I’d always thought if you want to voice note, why not just call me? But after a week immersing myself in the world of voice notes, I’m 100 per cent converted.

Voice notes, unlike written messages, leave little room for misinterpretation. You can instantly decipher someone’s mood and their tone. You know straight away if that “haha” is sarcastic or meaningful.

Of course the same is also true of phone calls. But (as HuffPost found when we spent a week calling our friends) there is something far more anxiety inducing about committing to a phone call - you have to dedicate a chunk of time, you can’t be distracted, and you have to hope they’re free to talk at the same time.

So it’s no surprise that while Ofcom stats show the number of phone calls we make is declining, millennials are falling in love with the Whatsapp voice note.

Voice notes are on the rise for many reasons, says Anastasia Dedyukhina, author of Homo Distractus and founder of Consciously Digital. “Firstly, it’s a more natural thing for people to do - speak, rather than write,” she says.

“Secondly, it is actually faster, especially for more complicated subjects. Thirdly, it allows us to express more things then just writing, and is more spontaneous.”

“It’s a more natural thing for people to do..."”
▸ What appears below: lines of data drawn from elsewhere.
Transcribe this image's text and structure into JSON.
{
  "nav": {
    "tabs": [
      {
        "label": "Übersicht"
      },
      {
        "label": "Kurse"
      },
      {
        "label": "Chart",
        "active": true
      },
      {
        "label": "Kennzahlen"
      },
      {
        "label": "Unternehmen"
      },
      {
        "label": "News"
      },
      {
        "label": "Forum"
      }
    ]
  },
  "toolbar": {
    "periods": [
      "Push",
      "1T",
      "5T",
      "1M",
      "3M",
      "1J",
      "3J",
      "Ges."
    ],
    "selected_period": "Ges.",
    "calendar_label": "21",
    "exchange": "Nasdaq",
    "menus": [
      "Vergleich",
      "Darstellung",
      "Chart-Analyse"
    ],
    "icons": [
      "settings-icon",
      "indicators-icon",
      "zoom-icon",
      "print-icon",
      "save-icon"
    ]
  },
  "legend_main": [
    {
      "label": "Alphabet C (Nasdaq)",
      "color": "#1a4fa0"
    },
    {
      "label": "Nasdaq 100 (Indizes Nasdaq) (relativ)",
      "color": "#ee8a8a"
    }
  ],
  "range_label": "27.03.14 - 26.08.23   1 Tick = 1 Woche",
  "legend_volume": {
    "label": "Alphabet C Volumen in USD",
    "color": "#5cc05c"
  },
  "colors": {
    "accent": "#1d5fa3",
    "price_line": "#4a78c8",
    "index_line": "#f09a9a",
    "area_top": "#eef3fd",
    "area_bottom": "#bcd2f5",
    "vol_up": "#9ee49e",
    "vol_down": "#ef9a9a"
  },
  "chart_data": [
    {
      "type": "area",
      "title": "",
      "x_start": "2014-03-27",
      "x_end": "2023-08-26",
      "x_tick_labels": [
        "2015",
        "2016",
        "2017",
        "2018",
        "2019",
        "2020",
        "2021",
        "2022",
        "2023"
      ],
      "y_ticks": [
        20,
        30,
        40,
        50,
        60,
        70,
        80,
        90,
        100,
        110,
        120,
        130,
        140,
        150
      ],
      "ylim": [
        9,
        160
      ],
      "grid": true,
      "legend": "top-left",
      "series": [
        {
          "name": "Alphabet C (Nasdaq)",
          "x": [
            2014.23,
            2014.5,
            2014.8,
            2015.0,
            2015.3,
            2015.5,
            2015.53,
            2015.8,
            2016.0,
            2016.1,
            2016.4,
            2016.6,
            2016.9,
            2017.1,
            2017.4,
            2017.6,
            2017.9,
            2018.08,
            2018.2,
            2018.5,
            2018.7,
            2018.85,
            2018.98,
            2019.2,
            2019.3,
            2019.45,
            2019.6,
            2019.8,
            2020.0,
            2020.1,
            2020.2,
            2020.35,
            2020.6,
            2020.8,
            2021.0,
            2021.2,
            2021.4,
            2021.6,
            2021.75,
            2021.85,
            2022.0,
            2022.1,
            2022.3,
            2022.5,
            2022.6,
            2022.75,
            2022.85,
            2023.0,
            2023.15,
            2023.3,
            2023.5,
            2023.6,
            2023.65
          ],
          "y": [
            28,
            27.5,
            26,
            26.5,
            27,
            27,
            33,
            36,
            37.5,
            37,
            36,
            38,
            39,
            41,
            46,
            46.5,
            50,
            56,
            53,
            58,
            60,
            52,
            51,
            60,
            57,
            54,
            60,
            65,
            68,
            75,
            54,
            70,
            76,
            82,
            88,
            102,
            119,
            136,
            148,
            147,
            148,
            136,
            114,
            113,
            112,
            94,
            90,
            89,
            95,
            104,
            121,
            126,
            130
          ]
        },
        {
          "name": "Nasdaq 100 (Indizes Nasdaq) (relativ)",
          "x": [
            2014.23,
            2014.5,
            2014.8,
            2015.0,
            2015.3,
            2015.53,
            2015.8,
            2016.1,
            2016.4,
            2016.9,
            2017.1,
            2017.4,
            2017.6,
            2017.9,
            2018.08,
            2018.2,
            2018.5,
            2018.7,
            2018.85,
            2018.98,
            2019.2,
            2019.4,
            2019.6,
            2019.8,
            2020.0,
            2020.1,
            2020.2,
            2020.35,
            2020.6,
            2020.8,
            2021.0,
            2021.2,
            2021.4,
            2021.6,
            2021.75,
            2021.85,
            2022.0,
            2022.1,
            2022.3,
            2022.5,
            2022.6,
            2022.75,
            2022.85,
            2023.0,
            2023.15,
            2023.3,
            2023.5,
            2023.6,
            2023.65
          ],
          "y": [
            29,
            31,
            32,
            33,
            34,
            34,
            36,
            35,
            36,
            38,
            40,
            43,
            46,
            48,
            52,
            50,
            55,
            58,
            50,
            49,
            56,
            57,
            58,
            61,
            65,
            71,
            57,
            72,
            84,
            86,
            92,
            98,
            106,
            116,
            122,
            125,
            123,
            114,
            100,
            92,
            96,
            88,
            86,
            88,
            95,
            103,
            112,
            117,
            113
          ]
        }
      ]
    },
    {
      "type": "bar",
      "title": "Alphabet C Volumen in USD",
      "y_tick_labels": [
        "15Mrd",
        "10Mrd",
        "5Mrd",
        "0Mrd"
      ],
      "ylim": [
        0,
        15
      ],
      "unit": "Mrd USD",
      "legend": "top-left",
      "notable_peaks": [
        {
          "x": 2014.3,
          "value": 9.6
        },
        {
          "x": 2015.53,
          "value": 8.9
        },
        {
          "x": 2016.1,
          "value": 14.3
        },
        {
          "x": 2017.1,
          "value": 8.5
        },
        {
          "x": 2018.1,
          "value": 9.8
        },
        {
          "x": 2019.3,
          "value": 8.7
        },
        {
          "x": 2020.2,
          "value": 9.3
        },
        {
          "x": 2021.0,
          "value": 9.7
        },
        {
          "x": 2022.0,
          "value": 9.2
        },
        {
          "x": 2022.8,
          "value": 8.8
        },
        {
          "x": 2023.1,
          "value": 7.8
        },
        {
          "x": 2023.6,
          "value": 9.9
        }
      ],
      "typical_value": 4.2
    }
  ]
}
Deciding to see what all the fuss was about, I set myself the task of sending voice notes to friends and family for a week. My 18-year-old sister, as you can imagine, got involved straight away when I told her my plan (over voice note) replying with her own, explaining what the cat had been chewing downstairs.

My cousin also got on board. “Oh my God I looooove voice notes,” she said. “Especially if I have something long to say, you know? I love it when people send them back, I don’t have to read I just listen. I wouldn’t say ‘how are you’ with a voice note, but you know when you’ve got a long story, it just works!”

And she’s right, voice notes don’t have to be well articulated - in my experience people ended up sending a stream of consciousness, filled with laughs, pauses and distractions. Sharing particularly funny moments or a testing day at work.

Some friends found my audio clips hilarious, responding “haha” rather than with their own voice clip. But I still found myself enjoying the ease of telling a story without tapping on my screen.

There was one slight hitch. My friend Ed said: “I tell you what is weird, recording a voice note while you’re sat in the office. Also I can’t listen to your note unless I put headphones in or the whole office can hear.”

He was right, there’s a time and a place for a voice note. Despite this, I caught the voice note bug. I got excited when I would see someone was recording a reply. I sent voice notes to people I knew wouldn’t send one back, just for lols.

I giggled to replies I did get as if we were playing some sort of game. And then I got over the laugh of it and started to use it for genuine ease of telling longer stories to my closest friends and family.

So what is it that has us hooked? Maybe it’s because voice notes allow us to reintroduce audio into our conversation. Or maybe it’s the way this method of communication allows us to convey tone, context and sentiment in a way that written messages just can’t.

Perhaps the main draw comes down to it being ridiculously practical: a message might take several minutes to type out but will take half that time using your voice. A little more than a text, but less intense than a phone call. I’m sold.